During the month of May, IMPACT will be highlighting USAID’s work in Global Health. From May 1-10, we will be featuring the role that Science, Technology & Innovation plays in Global Health.
At the turn of the last century, the call to action to bring to bear tools such as insecticide-treated bed nets, malaria rapid diagnostic tests and artemisinin-based combination therapies, was heard. Governments, foundations, non-profit groups, and the commercial sector mobilized to stem the tide against an ancient scourge—the result has been an estimated 274 million malaria cases and 1.1 million deaths averted between 2001 and 2010.
And yet, the fight against malaria is far from over and new tools will be needed to continue to build on these initial impressive gains.

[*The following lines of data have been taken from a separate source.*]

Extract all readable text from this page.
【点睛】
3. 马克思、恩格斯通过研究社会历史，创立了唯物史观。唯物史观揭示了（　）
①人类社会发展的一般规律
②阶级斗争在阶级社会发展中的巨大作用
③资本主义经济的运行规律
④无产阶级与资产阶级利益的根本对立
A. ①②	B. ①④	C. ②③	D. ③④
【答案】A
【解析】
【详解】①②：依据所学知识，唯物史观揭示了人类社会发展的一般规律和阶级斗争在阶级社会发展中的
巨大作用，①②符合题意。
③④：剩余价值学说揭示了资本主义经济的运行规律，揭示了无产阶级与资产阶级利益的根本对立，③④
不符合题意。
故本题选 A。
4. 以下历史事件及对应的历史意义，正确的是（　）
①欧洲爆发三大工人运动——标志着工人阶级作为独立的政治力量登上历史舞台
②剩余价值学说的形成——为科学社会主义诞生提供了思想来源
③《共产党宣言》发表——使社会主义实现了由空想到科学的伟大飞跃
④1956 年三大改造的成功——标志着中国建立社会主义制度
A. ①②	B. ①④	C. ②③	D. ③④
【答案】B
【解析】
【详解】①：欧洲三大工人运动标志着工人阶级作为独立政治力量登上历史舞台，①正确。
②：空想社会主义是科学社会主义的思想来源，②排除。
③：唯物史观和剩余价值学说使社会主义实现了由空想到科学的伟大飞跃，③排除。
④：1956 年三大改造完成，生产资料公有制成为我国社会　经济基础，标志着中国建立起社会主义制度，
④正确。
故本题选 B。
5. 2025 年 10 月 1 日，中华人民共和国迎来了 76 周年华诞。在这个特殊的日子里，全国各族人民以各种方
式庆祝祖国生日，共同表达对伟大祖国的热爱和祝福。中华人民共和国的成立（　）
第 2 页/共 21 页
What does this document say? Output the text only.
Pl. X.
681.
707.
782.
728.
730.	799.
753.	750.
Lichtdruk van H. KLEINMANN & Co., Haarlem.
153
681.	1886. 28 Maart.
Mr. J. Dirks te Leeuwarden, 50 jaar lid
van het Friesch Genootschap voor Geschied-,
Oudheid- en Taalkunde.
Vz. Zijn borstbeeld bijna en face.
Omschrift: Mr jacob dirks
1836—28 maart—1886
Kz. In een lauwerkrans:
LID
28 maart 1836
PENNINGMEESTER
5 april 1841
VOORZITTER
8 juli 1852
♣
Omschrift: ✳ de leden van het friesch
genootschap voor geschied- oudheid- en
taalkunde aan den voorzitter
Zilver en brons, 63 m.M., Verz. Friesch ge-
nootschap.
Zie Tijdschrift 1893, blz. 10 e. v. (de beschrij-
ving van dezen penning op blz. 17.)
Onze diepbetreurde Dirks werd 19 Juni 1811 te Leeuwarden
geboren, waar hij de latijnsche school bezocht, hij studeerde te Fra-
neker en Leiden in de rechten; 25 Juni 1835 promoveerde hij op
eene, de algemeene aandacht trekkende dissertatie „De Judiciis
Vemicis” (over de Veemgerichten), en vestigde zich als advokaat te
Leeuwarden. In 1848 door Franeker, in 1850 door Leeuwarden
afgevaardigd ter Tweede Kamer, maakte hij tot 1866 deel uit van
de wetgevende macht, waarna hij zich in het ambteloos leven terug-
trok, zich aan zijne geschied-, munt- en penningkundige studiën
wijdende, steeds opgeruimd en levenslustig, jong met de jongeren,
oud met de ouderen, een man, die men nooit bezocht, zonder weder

Given these gains the World Health Organization (WHO) has undertaken an update of the 2006 Malaria Vaccine Technology Roadmap—a document developed through a consultative process to align the malaria vaccine development community toward common goals. In 2006, the Roadmap set a shorter-term goal—by 2015, develop and license a first-generation malaria vaccine that has a protective efficacy of more than 50% against severe disease and death and lasts longer than one year—which is expected not to change. However, the long-term goal will be updated to better reflect the global health community’s desire to eradicate malaria altogether and targets vaccines that interrupt malaria transmission (VIMTs) and that support the elimination/eradication agenda, including transmission-blocking vaccines (TBV). TBVs are designed to break the cycle of transmission, preventing the malaria parasite from passing from humans to mosquitoes. When used in conjunction with other technologies, a transmission-blocking vaccine could help a country push across the threshold from control to elimination and ultimately help achieve global eradication.
Although there is not an approved malaria vaccine today, several lines of evidence indicate that it is biologically feasible to develop one. A recent update by the WHO of the global malaria vaccine pipeline identified more than two dozen active vaccine candidates in clinical development. This list includes the most clinically advanced candidate, GlaxoSmithKline’s RTS,S, which is in the midst of late-stage Phase 3 trials in Africa. Results to date show that RTS,S cuts cases of malaria in half in toddlers and by one-third in infants, on top of the protection provided by bed nets.
The final set of data from the Phase 3 efficacy trial is expected in 2014, and will provide decision-makers with important information about RTS,S, including vaccine effect in different malaria endemic settings and the impact of a booster dose. And anticipated modeling outputs will illustrate how the vaccine candidate’s efficacy may translate into public health impact—another important input for decisions about the possible role of RTS,S in the future. Experience from vaccines to combat other diseases, such as rotavirus, has shown that the relationship between vaccine efficacy and public health impact is not always straight forward. Rotavirus vaccine efficacy is higher in South Africa than in Malawi (77 percent versus 49 percent – 60 percent greater in South Africa), but the vaccine’s impact in terms of cases averted is actually 60 percent greater in Malawi.
Building on the key learnings from RTS,S, and using unique tools, such as the malaria “human challenge model”, revolutionary new ways to accelerate vaccine development are being used to hunt for additional vaccine targets. The US Government, through multiple cross-sector collaborations, is at the center of much of this research. Initial breakthroughs in malaria vaccine science came from the Department of Defense and the National Institutes of Health—often with the support of USAID. And key elements of the global malaria vaccine pipeline are supported by USAID’s Malaria Vaccine Development Program, which, along with the President’s Malaria Initiative, has been integral to the successes made to date in the fight against malaria. Indeed, it is only through strong partnerships that the overall battle against this disease will be won.
The international community has made phenomenal progress against malaria, but the gains are fragile. More than 650,000 people still die from malaria each year, almost all of them young African children, and history tells us that when support for control programs wanes, the parasite resurges with a vengeance. Over the years, malaria vaccine development has progressed from a pipe dream to a pipeline, and adding a vaccine to the arsenal is more important than ever to vanquish this parasite. At the turn of the next century, malaria should exist only in the annals of eradicated infectious diseases.